La décima etapa se desarrolla a ritmo lento por la protesta de los pedalistas.

La décima etapa del Tour de Francia que se disputa entre Limoges e Issoudun transcurre con retraso, provocado por decisión de los corredores, en protesta por la prohibición de la UCI y la organización de la carrera de llevar los auriculares que les permite el contacto con el coche del director.

"La decisión de ralentizar la carrera ha sido un pacto de los corredores, que han hablado esta mañana entre ellos para ver cómo iban a afrontar la etapa", señalaron a EFE fuentes del pelotón.

Según dicha fuente, "los corredores han decidido que iban a dejar atacar a los equipos franceses y equipos que no han firmado contra la prohibición de los auriculares, para posteriormente controlar la fuga y disputar el esprint siempre y cuando trabajaran los equipos de los velocistas".

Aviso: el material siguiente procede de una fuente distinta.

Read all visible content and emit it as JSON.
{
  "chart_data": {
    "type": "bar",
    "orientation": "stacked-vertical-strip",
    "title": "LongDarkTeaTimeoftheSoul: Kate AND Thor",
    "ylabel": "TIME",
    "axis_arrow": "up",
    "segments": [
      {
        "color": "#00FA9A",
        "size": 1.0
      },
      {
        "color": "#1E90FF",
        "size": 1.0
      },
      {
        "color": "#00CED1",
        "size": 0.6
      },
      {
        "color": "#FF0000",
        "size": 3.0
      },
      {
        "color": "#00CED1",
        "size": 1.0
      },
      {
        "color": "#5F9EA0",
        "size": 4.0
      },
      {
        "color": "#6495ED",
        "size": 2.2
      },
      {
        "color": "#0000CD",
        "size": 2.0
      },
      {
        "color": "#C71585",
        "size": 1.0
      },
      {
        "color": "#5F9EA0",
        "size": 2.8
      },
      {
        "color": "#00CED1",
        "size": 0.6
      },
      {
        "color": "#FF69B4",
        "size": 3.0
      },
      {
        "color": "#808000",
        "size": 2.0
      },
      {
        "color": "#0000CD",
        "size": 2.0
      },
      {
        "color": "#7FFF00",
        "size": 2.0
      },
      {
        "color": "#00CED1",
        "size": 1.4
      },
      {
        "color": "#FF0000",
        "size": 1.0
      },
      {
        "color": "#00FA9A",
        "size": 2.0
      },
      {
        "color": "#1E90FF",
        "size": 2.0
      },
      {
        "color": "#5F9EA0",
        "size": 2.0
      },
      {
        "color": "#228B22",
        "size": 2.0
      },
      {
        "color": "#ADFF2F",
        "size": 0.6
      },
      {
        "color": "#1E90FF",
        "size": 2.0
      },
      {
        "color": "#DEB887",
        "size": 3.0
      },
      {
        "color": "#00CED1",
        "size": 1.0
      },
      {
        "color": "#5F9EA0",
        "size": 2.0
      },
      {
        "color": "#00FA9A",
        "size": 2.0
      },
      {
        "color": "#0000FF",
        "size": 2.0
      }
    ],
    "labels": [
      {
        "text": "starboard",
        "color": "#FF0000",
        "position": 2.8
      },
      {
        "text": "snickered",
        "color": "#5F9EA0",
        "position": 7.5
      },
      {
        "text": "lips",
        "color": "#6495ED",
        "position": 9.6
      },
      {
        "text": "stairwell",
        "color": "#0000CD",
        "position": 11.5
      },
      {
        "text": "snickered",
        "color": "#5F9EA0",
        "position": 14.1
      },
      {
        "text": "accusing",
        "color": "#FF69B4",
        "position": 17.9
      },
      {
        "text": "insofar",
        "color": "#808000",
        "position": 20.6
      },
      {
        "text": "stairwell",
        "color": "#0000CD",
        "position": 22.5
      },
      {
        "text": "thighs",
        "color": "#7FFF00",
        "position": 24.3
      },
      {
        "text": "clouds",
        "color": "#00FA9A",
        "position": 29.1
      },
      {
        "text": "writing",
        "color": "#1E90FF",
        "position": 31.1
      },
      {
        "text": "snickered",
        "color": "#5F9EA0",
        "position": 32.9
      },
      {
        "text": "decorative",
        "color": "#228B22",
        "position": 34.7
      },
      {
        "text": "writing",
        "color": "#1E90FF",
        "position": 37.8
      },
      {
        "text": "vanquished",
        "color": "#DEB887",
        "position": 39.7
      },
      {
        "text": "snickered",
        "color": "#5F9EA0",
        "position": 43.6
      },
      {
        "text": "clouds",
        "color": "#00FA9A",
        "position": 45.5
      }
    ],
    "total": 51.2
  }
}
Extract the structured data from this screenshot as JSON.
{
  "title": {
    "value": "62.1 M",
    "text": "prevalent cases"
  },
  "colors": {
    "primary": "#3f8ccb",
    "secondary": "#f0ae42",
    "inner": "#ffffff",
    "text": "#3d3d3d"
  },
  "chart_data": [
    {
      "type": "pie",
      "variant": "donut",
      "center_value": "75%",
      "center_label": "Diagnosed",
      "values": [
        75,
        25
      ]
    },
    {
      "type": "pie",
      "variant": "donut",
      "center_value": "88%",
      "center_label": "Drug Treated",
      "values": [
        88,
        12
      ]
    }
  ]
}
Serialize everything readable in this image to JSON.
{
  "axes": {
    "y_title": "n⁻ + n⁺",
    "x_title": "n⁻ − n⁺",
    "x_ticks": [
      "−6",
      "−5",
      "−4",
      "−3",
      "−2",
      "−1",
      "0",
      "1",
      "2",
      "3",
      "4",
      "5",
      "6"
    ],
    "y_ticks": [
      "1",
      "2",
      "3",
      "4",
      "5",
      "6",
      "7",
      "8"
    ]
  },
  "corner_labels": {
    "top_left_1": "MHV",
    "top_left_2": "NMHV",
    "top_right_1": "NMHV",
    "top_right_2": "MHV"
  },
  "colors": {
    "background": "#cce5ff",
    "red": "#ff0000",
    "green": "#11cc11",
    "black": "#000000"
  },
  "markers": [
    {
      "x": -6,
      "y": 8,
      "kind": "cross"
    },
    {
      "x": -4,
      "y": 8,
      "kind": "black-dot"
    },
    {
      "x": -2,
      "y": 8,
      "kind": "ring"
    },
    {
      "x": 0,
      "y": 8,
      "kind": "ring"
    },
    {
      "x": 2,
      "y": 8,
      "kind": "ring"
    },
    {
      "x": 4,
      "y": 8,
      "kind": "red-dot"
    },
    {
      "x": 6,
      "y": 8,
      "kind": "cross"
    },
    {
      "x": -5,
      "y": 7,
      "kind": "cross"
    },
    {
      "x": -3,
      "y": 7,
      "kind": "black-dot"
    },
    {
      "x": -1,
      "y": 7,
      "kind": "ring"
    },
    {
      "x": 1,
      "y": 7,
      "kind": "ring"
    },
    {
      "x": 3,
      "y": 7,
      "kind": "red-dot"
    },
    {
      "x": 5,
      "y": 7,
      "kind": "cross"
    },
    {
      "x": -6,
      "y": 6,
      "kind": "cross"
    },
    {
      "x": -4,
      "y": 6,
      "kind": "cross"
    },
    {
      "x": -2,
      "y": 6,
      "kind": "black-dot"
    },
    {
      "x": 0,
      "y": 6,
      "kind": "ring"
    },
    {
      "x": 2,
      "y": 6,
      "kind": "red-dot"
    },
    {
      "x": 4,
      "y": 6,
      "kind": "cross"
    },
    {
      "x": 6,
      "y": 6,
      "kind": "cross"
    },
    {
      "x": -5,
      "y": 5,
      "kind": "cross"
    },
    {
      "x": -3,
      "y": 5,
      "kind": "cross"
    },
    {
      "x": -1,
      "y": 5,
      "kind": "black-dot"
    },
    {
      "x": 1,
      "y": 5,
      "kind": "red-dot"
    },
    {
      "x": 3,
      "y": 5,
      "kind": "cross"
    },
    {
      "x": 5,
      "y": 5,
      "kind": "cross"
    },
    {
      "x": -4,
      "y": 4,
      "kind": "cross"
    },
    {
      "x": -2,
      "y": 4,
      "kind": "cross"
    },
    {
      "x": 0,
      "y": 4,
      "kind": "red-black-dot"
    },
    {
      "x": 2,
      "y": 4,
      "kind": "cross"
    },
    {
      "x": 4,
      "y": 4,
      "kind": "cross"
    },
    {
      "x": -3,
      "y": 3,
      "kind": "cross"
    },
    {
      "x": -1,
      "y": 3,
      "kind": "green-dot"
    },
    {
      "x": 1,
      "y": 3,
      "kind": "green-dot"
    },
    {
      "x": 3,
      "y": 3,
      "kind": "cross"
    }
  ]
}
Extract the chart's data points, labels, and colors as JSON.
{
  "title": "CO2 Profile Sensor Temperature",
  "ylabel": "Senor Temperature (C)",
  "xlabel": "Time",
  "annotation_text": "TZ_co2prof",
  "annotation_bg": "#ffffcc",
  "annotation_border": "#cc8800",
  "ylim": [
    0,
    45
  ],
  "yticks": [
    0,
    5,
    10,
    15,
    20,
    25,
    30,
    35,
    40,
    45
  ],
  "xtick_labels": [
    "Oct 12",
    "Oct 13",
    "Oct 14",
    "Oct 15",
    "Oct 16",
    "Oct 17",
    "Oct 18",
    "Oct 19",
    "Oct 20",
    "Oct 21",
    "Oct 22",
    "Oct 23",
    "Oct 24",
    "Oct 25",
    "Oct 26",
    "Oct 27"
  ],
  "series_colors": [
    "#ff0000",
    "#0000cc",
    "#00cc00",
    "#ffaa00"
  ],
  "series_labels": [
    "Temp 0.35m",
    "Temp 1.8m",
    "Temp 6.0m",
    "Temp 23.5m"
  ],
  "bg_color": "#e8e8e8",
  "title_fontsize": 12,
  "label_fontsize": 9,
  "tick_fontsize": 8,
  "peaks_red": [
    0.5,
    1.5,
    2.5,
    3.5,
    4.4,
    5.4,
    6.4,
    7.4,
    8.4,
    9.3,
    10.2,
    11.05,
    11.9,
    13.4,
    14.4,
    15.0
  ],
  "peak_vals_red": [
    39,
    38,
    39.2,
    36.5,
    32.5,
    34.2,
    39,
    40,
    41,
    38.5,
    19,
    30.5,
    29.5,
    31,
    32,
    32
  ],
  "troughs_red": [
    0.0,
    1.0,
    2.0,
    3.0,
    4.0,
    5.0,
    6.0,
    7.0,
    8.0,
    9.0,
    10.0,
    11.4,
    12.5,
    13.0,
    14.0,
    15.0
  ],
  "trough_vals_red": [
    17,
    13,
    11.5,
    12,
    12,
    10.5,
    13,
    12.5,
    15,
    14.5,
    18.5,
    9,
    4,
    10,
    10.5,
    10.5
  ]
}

"Recibimos órdenes de la UCI y la cumplimos, pero nosotros solicitamos que al menos dos corredores pudieran salir con los auriculares", concluyó la misma fuente.

Los 20 equipos participantes en el Tour de Francia tomaron esta mañana la salida de la décima etapa que se disputa entre Limoges y Issoudun sin auriculares de conexión con el coche del director deportivo.

Un experimento para tratar de hace una carrera más espontánea y menos previsible, según acordaron poner en práctica la organización de la carrera y la Unión Ciclista Internacional (UCI).